Trust members will be balloted at Millthorpe School next week to decide whether the fans’ body should hand over their 25 per cent stake in the Minstermen to McGill’s JM Packaging company under the Golden Share proposal.

McGill has also added that a “No” result will mean he would stop covering losses at Bootham Crescent, requiring the club to operate on a “break-even basis” unless additional funding is acquired either from the Trust or any potential new owner.

In the even of a “Yes” vote, though, McGill would continue to support the club financially until the move to the new stadium and would be “highly likely” to do so “in the short term” following relocation to Monks Cross.

As part of an online question-and-answer session, organised by the Trust that elicited 45 queries, McGill outlined the implications of “Yes” and “No” results from his perspective, saying: “A ‘Yes’ vote would, in effect, send a vote of confidence to me, indicating that, although things have in recent seasons been poor on the pitch, the Trust membership recognise the club is financially stable at present and appreciate the work undertaken in numerous other areas, such as investment in facilities, the academy, the Foundation and for helping to secure a new Stadium some 16 years after Douglas Craig, Barry Swallow and Coin Webb threatened to close the club down. This would give me the encouragement to commit further time, effort and finances to take the club into the new stadium.

“I am aware that funding is likely to be needed in the short term at the new stadium and, if the supporters indicate a willingness for me to continue my involvement with a ‘Yes’ vote, then it is highly likely that I would continue to provide short-term funding to allow the club to flourish in the new Stadium.

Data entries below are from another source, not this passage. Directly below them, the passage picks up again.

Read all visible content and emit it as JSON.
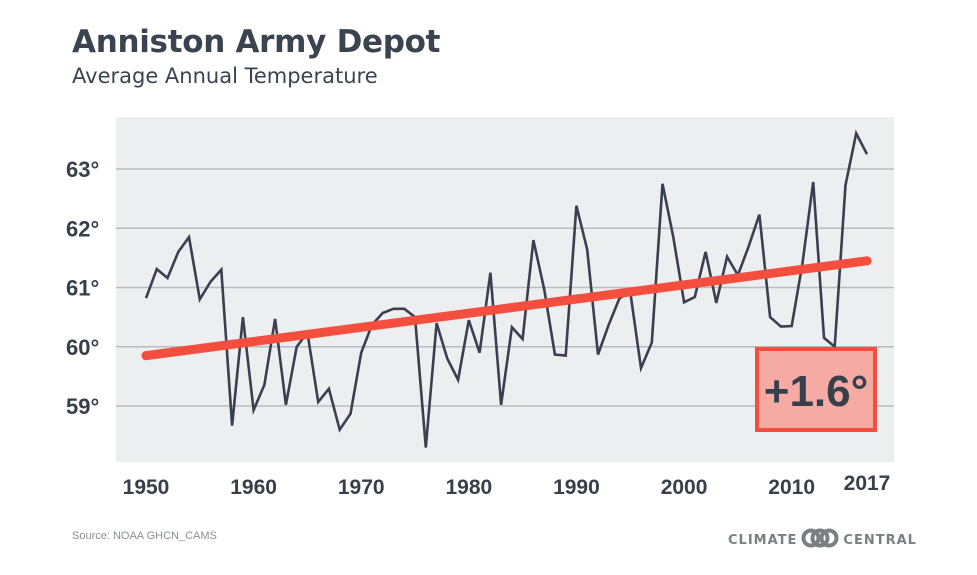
{
  "header": {
    "title": "Anniston Army Depot",
    "subtitle": "Average Annual Temperature"
  },
  "footer": {
    "source": "Source: NOAA GHCN_CAMS",
    "brand_left": "CLIMATE",
    "brand_right": "CENTRAL",
    "brand_icon": "interlocking-rings-icon"
  },
  "colors": {
    "plot_background": "#eceef0",
    "gridline": "#b9bcc0",
    "series_line": "#3b3f50",
    "trend_line": "#f44e3f",
    "badge_fill": "#f5aaa3",
    "badge_border": "#f44e3f",
    "text": "#37404a"
  },
  "chart_data": {
    "type": "line",
    "title": "Anniston Army Depot",
    "subtitle": "Average Annual Temperature",
    "xlabel": "",
    "ylabel": "",
    "xlim": [
      1947.2,
      2019.5
    ],
    "ylim": [
      58.0,
      63.85
    ],
    "grid": true,
    "x_ticks": [
      1950,
      1960,
      1970,
      1980,
      1990,
      2000,
      2010,
      2017
    ],
    "x_tick_labels": [
      "1950",
      "1960",
      "1970",
      "1980",
      "1990",
      "2000",
      "2010",
      "2017"
    ],
    "y_ticks": [
      59,
      60,
      61,
      62,
      63
    ],
    "y_tick_labels": [
      "59°",
      "60°",
      "61°",
      "62°",
      "63°"
    ],
    "x": [
      1950,
      1951,
      1952,
      1953,
      1954,
      1955,
      1956,
      1957,
      1958,
      1959,
      1960,
      1961,
      1962,
      1963,
      1964,
      1965,
      1966,
      1967,
      1968,
      1969,
      1970,
      1971,
      1972,
      1973,
      1974,
      1975,
      1976,
      1977,
      1978,
      1979,
      1980,
      1981,
      1982,
      1983,
      1984,
      1985,
      1986,
      1987,
      1988,
      1989,
      1990,
      1991,
      1992,
      1993,
      1994,
      1995,
      1996,
      1997,
      1998,
      1999,
      2000,
      2001,
      2002,
      2003,
      2004,
      2005,
      2006,
      2007,
      2008,
      2009,
      2010,
      2011,
      2012,
      2013,
      2014,
      2015,
      2016,
      2017
    ],
    "series": [
      {
        "name": "Average Annual Temperature",
        "values": [
          60.82,
          61.31,
          61.16,
          61.6,
          61.85,
          60.8,
          61.1,
          61.3,
          58.67,
          60.5,
          58.93,
          59.36,
          60.47,
          59.02,
          60.0,
          60.24,
          59.07,
          59.29,
          58.6,
          58.87,
          59.9,
          60.37,
          60.57,
          60.64,
          60.64,
          60.5,
          58.3,
          60.4,
          59.8,
          59.44,
          60.45,
          59.9,
          61.25,
          59.02,
          60.33,
          60.13,
          61.8,
          60.97,
          59.87,
          59.85,
          62.38,
          61.64,
          59.87,
          60.37,
          60.82,
          60.92,
          59.64,
          60.07,
          62.75,
          61.85,
          60.75,
          60.84,
          61.6,
          60.74,
          61.52,
          61.21,
          61.69,
          62.23,
          60.5,
          60.34,
          60.35,
          61.4,
          62.78,
          60.15,
          60.0,
          62.73,
          63.6,
          63.25
        ]
      },
      {
        "name": "Trend",
        "type": "line",
        "x": [
          1950,
          2017
        ],
        "values": [
          59.85,
          61.45
        ]
      }
    ],
    "annotations": [
      {
        "text": "+1.6°",
        "position": "bottom-right"
      }
    ]
  }
}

“A ‘No’ vote would tell me that the Trust membership does not agree with the direction and leadership of the club and that they consider changes are needed. I do not believe that in these circumstances JM Packaging should continue to fund the club and could potentially subsequently sell the 75 per cent shareholding if a willing purchaser was identified and who accepted the Trust’s 25 per cent shareholding, although the amount payable would include the share purchase together with monies owed at the time of sale.”

On the immediate consequences of a ‘No’ vote, with one season left to play at Bootham Crescent before the proposed move, McGill added: “The club would need to be operated on a break-even basis. Unless additional sources of funding could be identified, it is perhaps inevitable that this would require the club to make substantial cuts both on and off the field and would be unable to retain its Football League infrastructure.

“It is highly likely that the cuts required to the playing budget would result in the club only being able to operate on a part-time basis. Trust Members will, therefore, need to carefully consider, when reviewing their options, the immense difficulties associated with attempting to manage a club on a break-even basis.

“Cash flow requirements for any business inevitably arise at certain times of the year although the club will presumably not be in a position to obtain short-term funding to smooth out any anticipated peaks and troughs in this respect which will therefore necessitate extremely prudent budgeting. There will also inevitably be a major potential cash impact upon the club in connection with any strategic decisions that may be made by those responsible for the 2018-19 budgets in relation to any termination payments that will be necessary if maintaining the existing infrastructure is not possible.”